Is it safe to rely on transactions in Firebird 2.5 Embedded DB in case of power outage?

https://dba.stackexchange.com/questions/278782

09-03-2021
|

Question

How it's safe to say that the following list of action will never be reflected in DB in case of power outage somewhere in the middle of #2 line, before transaction is committed?

#1 begin transaction
#2 delete record in table A that cascade deletes another record in table B
#3 update another record in table C
#4 commit transaction

La solution

That is usually safe. Firebird uses an MVCC (Multi-Version Concurrency Control) architecture. Updates (and deletes) are written as a back version and a new version. The new version overwrites the previous version, and the back version is a delta to recreate the previous record version from the new record version. Deletes are written as a 'stub' record version that marks the record as deleted.

Each version is marked with the transaction that originally created the record version. If that transaction is not committed, that version of the record will not be visible. Firebird will follow the chain of back version pointers of the record to find the version that is visible to the transaction and reconstruct that version.

After a crash or other abrupt termination, Firebird will at some point detect the transaction is not active, and the transaction will be marked as rolled back. At that time, or at some later point during garbage collection, Firebird will rewrite the record versions to make the latest committed version the 'new' version, and eliminate unnecessary back versions.

The fact that you have a cascading delete in your example isn't really relevant, as long as the consistency of individual records is OK.

How can a transaction go from Active to Rolled Back if it exits abnormally?

This can happen in one of two ways.

When a transaction starts, it takes out a lock on its own transaction id. If a transaction (B) attempts to update or delete a record and finds that the most recent version of the record was created by a transaction (A) whose TIP state is ACTIVE, transaction B tries to get a conflicting lock on A's transaction id. A live transaction maintains an exclusive lock on its own id, and the lock manager can probe a lock to see if the owner is still alive. If the lock is granted, then B knows that A died and changes A's TIP state from Active to Rolled Back.

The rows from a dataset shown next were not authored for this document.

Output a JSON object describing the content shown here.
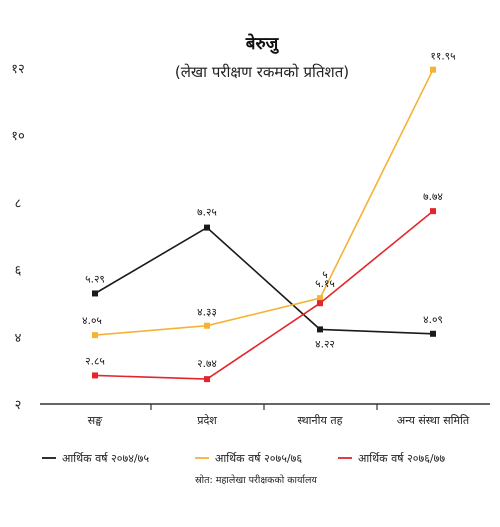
{
  "chart_data": {
    "type": "line",
    "title": "बेरुजु",
    "subtitle": "(लेखा परीक्षण रकमको प्रतिशत)",
    "categories": [
      "सङ्घ",
      "प्रदेश",
      "स्थानीय तह",
      "अन्य संस्था समिति"
    ],
    "ylim": [
      2,
      12
    ],
    "yticks": [
      2,
      4,
      6,
      8,
      10,
      12
    ],
    "ytick_labels": [
      "२",
      "४",
      "६",
      "८",
      "१०",
      "१२"
    ],
    "grid": false,
    "legend_position": "bottom",
    "source": "स्रोत: महालेखा परीक्षकको कार्यालय",
    "series": [
      {
        "name": "आर्थिक वर्ष २०७४/७५",
        "color": "#1a1a1a",
        "values": [
          5.29,
          7.25,
          4.22,
          4.09
        ],
        "labels": [
          "५.२९",
          "७.२५",
          "४.२२",
          "४.०९"
        ]
      },
      {
        "name": "आर्थिक वर्ष २०७५/७६",
        "color": "#f5b335",
        "values": [
          4.05,
          4.33,
          5.15,
          11.95
        ],
        "labels": [
          "४.०५",
          "४.३३",
          "५.१५",
          "११.९५"
        ]
      },
      {
        "name": "आर्थिक वर्ष २०७६/७७",
        "color": "#e3262b",
        "values": [
          2.85,
          2.74,
          5,
          7.74
        ],
        "labels": [
          "२.८५",
          "२.७४",
          "५",
          "७.७४"
        ]
      }
    ]
  }
}
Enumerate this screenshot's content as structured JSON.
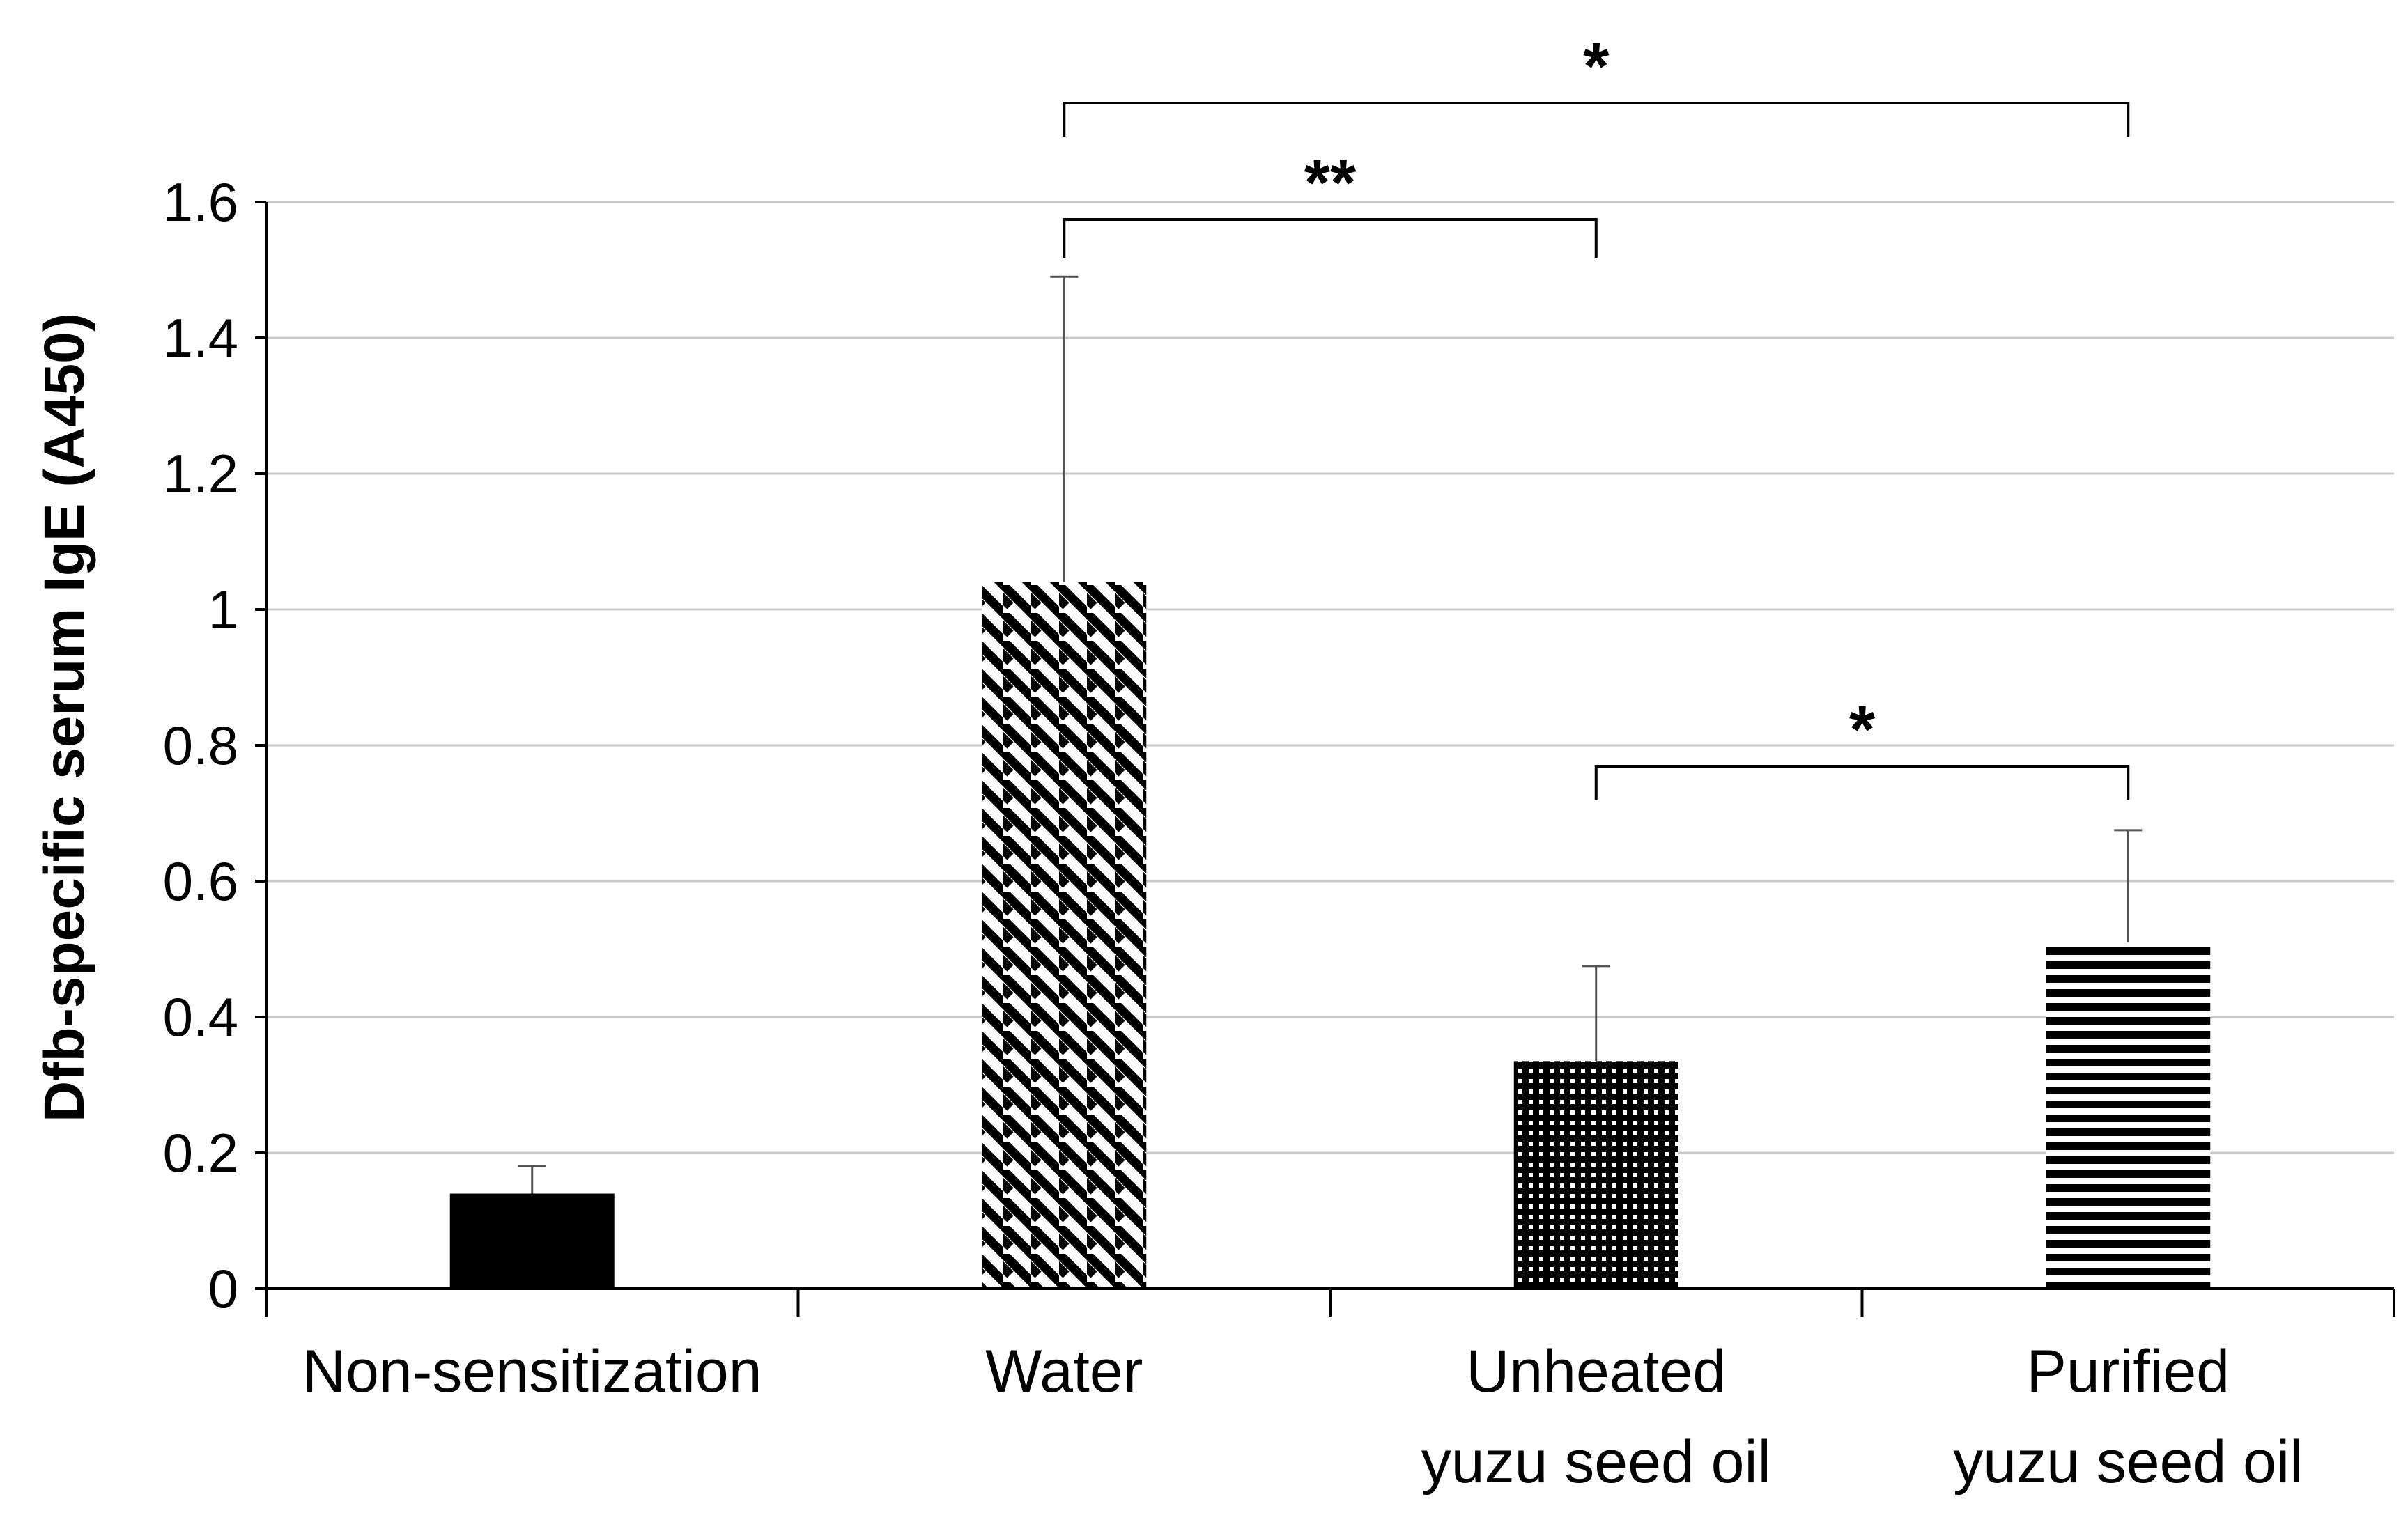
{
  "chart_data": {
    "type": "bar",
    "title": "",
    "xlabel": "",
    "ylabel": "Dfb-specific serum IgE (A450)",
    "ylim": [
      0,
      1.6
    ],
    "yticks": [
      "0",
      "0.2",
      "0.4",
      "0.6",
      "0.8",
      "1",
      "1.2",
      "1.4",
      "1.6"
    ],
    "grid": true,
    "categories": [
      {
        "line1": "Non-sensitization",
        "line2": ""
      },
      {
        "line1": "Water",
        "line2": ""
      },
      {
        "line1": "Unheated",
        "line2": "yuzu seed oil"
      },
      {
        "line1": "Purified",
        "line2": "yuzu seed oil"
      }
    ],
    "values": [
      0.14,
      1.04,
      0.335,
      0.51
    ],
    "errors": [
      0.04,
      0.45,
      0.14,
      0.165
    ],
    "patterns": [
      "solid",
      "diagonal",
      "dots",
      "horizontal"
    ],
    "significance": [
      {
        "from": 1,
        "to": 3,
        "label": "*"
      },
      {
        "from": 1,
        "to": 2,
        "label": "**"
      },
      {
        "from": 2,
        "to": 3,
        "label": "*"
      }
    ]
  }
}
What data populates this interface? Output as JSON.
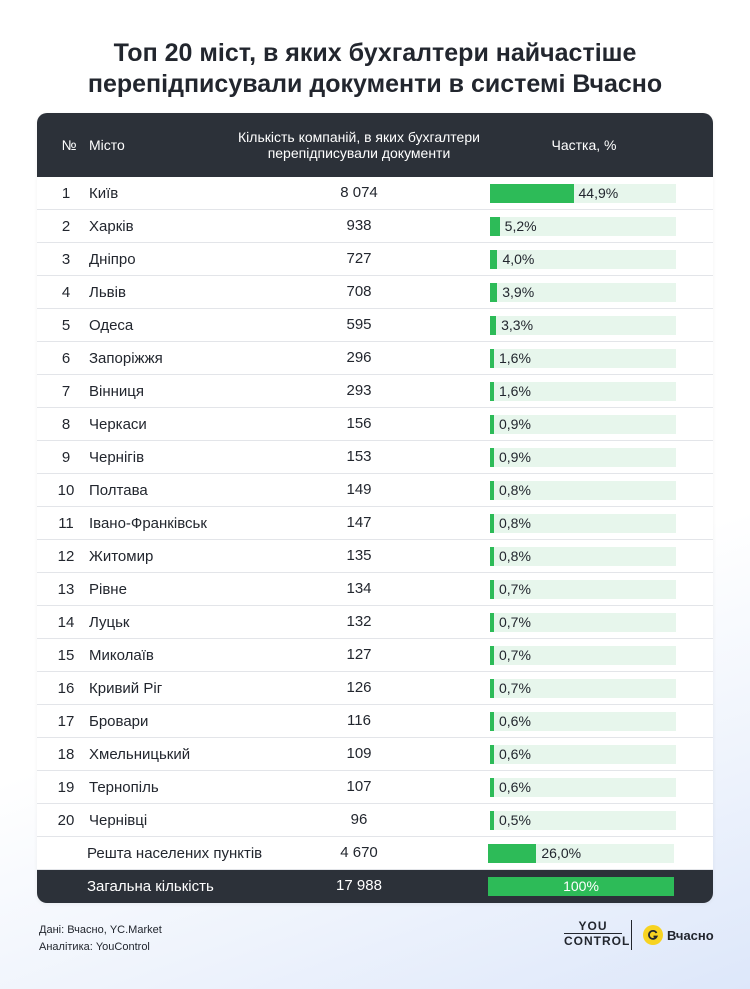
{
  "title": {
    "line1": "Топ 20 міст, в яких бухгалтери найчастіше",
    "line2": "перепідписували документи в системі Вчасно"
  },
  "table": {
    "headers": {
      "num": "№",
      "city": "Місто",
      "count": "Кількість компаній, в яких бухгалтери перепідписували документи",
      "share": "Частка, %"
    }
  },
  "chart_data": {
    "type": "table",
    "title": "Топ 20 міст, в яких бухгалтери найчастіше перепідписували документи в системі Вчасно",
    "columns": [
      "№",
      "Місто",
      "Кількість компаній, в яких бухгалтери перепідписували документи",
      "Частка, %"
    ],
    "rows": [
      {
        "num": "1",
        "city": "Київ",
        "count": "8 074",
        "share": 44.9,
        "share_label": "44,9%"
      },
      {
        "num": "2",
        "city": "Харків",
        "count": "938",
        "share": 5.2,
        "share_label": "5,2%"
      },
      {
        "num": "3",
        "city": "Дніпро",
        "count": "727",
        "share": 4.0,
        "share_label": "4,0%"
      },
      {
        "num": "4",
        "city": "Львів",
        "count": "708",
        "share": 3.9,
        "share_label": "3,9%"
      },
      {
        "num": "5",
        "city": "Одеса",
        "count": "595",
        "share": 3.3,
        "share_label": "3,3%"
      },
      {
        "num": "6",
        "city": "Запоріжжя",
        "count": "296",
        "share": 1.6,
        "share_label": "1,6%"
      },
      {
        "num": "7",
        "city": "Вінниця",
        "count": "293",
        "share": 1.6,
        "share_label": "1,6%"
      },
      {
        "num": "8",
        "city": "Черкаси",
        "count": "156",
        "share": 0.9,
        "share_label": "0,9%"
      },
      {
        "num": "9",
        "city": "Чернігів",
        "count": "153",
        "share": 0.9,
        "share_label": "0,9%"
      },
      {
        "num": "10",
        "city": "Полтава",
        "count": "149",
        "share": 0.8,
        "share_label": "0,8%"
      },
      {
        "num": "11",
        "city": "Івано-Франківськ",
        "count": "147",
        "share": 0.8,
        "share_label": "0,8%"
      },
      {
        "num": "12",
        "city": "Житомир",
        "count": "135",
        "share": 0.8,
        "share_label": "0,8%"
      },
      {
        "num": "13",
        "city": "Рівне",
        "count": "134",
        "share": 0.7,
        "share_label": "0,7%"
      },
      {
        "num": "14",
        "city": "Луцьк",
        "count": "132",
        "share": 0.7,
        "share_label": "0,7%"
      },
      {
        "num": "15",
        "city": "Миколаїв",
        "count": "127",
        "share": 0.7,
        "share_label": "0,7%"
      },
      {
        "num": "16",
        "city": "Кривий Ріг",
        "count": "126",
        "share": 0.7,
        "share_label": "0,7%"
      },
      {
        "num": "17",
        "city": "Бровари",
        "count": "116",
        "share": 0.6,
        "share_label": "0,6%"
      },
      {
        "num": "18",
        "city": "Хмельницький",
        "count": "109",
        "share": 0.6,
        "share_label": "0,6%"
      },
      {
        "num": "19",
        "city": "Тернопіль",
        "count": "107",
        "share": 0.6,
        "share_label": "0,6%"
      },
      {
        "num": "20",
        "city": "Чернівці",
        "count": "96",
        "share": 0.5,
        "share_label": "0,5%"
      }
    ],
    "rest": {
      "city": "Решта населених пунктів",
      "count": "4 670",
      "share": 26.0,
      "share_label": "26,0%"
    },
    "total": {
      "city": "Загальна кількість",
      "count": "17 988",
      "share": 100,
      "share_label": "100%"
    },
    "bar_scale_max": 100
  },
  "colors": {
    "header_bg": "#2c3139",
    "bar_fill": "#2dbb58",
    "bar_track": "#e7f6ec",
    "logo_yellow": "#f7d321"
  },
  "footer": {
    "source": "Дані: Вчасно, YC.Market",
    "analytics": "Аналітика: YouControl"
  },
  "logos": {
    "youcontrol_line1": "YOU",
    "youcontrol_line2": "CONTROL",
    "vchasno_text": "Вчасно",
    "vchasno_icon": "vchasno-logo-icon"
  }
}
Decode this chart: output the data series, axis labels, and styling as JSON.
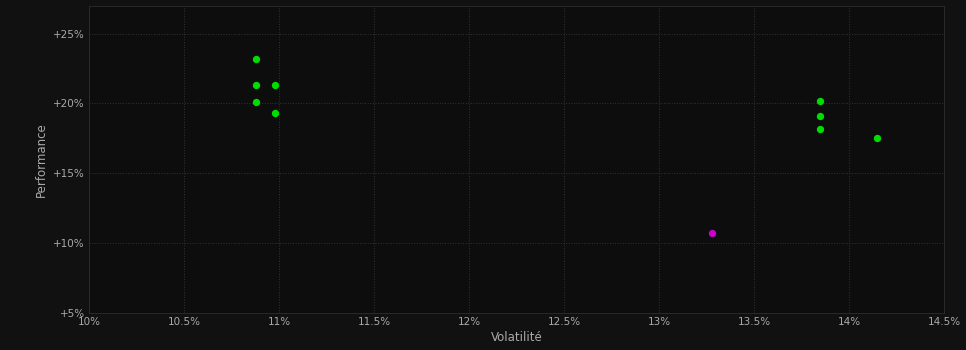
{
  "background_color": "#111111",
  "plot_bg_color": "#0d0d0d",
  "grid_color": "#333333",
  "text_color": "#aaaaaa",
  "xlabel": "Volatilité",
  "ylabel": "Performance",
  "xlim": [
    0.1,
    0.145
  ],
  "ylim": [
    0.05,
    0.27
  ],
  "xtick_values": [
    0.1,
    0.105,
    0.11,
    0.115,
    0.12,
    0.125,
    0.13,
    0.135,
    0.14,
    0.145
  ],
  "ytick_values": [
    0.05,
    0.1,
    0.15,
    0.2,
    0.25
  ],
  "ytick_labels": [
    "+5%",
    "+10%",
    "+15%",
    "+20%",
    "+25%"
  ],
  "xtick_labels": [
    "10%",
    "10.5%",
    "11%",
    "11.5%",
    "12%",
    "12.5%",
    "13%",
    "13.5%",
    "14%",
    "14.5%"
  ],
  "green_points": [
    [
      0.1088,
      0.232
    ],
    [
      0.1088,
      0.213
    ],
    [
      0.1098,
      0.213
    ],
    [
      0.1088,
      0.201
    ],
    [
      0.1098,
      0.193
    ],
    [
      0.1385,
      0.202
    ],
    [
      0.1385,
      0.191
    ],
    [
      0.1385,
      0.182
    ],
    [
      0.1415,
      0.175
    ]
  ],
  "magenta_points": [
    [
      0.1328,
      0.107
    ]
  ],
  "point_size": 28,
  "green_color": "#00dd00",
  "magenta_color": "#cc00cc"
}
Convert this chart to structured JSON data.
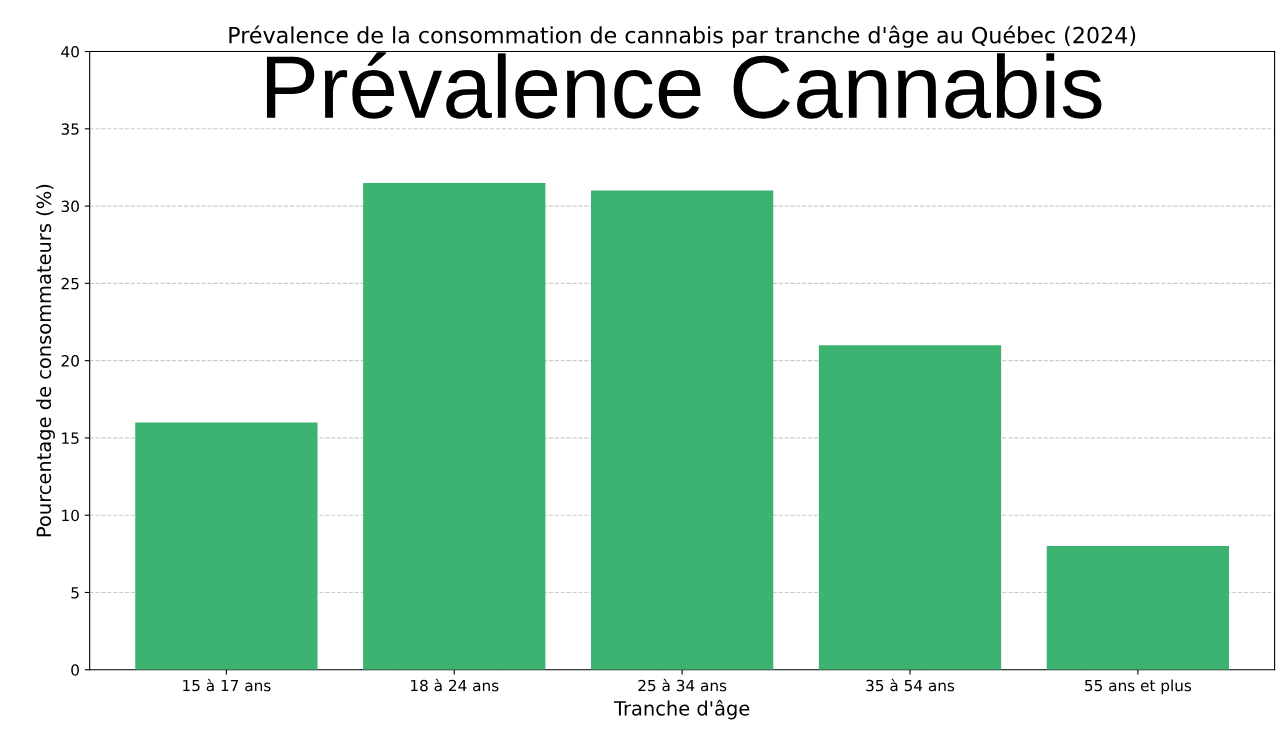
{
  "chart_data": {
    "type": "bar",
    "title": "Prévalence de la consommation de cannabis par tranche d'âge au Québec (2024)",
    "xlabel": "Tranche d'âge",
    "ylabel": "Pourcentage de consommateurs (%)",
    "annotations": [
      "Prévalence Cannabis"
    ],
    "categories": [
      "15 à 17 ans",
      "18 à 24 ans",
      "25 à 34 ans",
      "35 à 54 ans",
      "55 ans et plus"
    ],
    "values": [
      16,
      31.5,
      31,
      21,
      8
    ],
    "color": "#3cb371",
    "ylim": [
      0,
      40
    ],
    "yticks": [
      0,
      5,
      10,
      15,
      20,
      25,
      30,
      35,
      40
    ],
    "grid": "y"
  }
}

When a transaction starts, it checks to see if it can get an exclusive lock on the database - if it can no other transactions are active. Every active transaction has a shared lock on the database. If it gets an exclusive lock, it converts all Active TIP entries to Rolled Back.

(from: Firebird for the Database Expert: Episode 4 - OAT, OIT, & Sweep)

To prevent dataloss, Firebird employs what is called a "careful write" strategy to ensure on-disk consistency, by ensuring data is written in an order that maintains the dependencies between data pages (and versions).

The new record is written in the same place as the old record, while the back version is written to reconstruct the old record. There are basically two scenarios:

The new version and its back version fit on the same data page.

Both new and back version are written to the in-memory image of the page, and the page is written to disk.

In this situation, the only real 'failure' mode would be that the disk write itself is only partially done when the power fails. This problem can be addressed by using disk controllers with a backup battery unit (BBU) or similar solution.
The back version doesn't fit on the same page, and has to go on another data page.

The back version and new version are written to the in-memory image of their respective pages. As the new version depends on the back version (it points to the back version), the page with the back version is written to disk first, then the page with the new version is written to disk.

If the process terminates after the back version is written, the back version is orphaned, but the previous version of the record is still intact. It also has the same failure mode as the previous one.

So, in case of a power outage, or other type of termination of the Firebird process, this means that you possibly have orphaned pages (pages allocated but not yet registered, or pages released but not yet marked as available), or orphaned records (a back version that is written, but not yet correctly linked in a version chain of records). These orphaned pages or back versions waste space, but do not affect consistency. It might be necessary to use gfix to fix and reclaim space wasted that way.

That said, besides having failures mid-write and no BBU, I believe there are scenarios where a power outage leaves the database in a state where it first needs to be repaired using gfix, but I haven't encountered those scenarios myself and I can't really think of one right now.

This all assumes that you have synchronous writes (forced writes) enabled on your Firebird database (the default). If you disable synchronous writes, then writing pages to disk is left to your OS, and this might result in data-loss as pages might be written in a different order, for example the new version has been written to disk, but the back version not yet at the time of the outage, then you have essentially lost the committed version of the row, orphaned previous back versions, and the back version pointer of the new version points to garbage.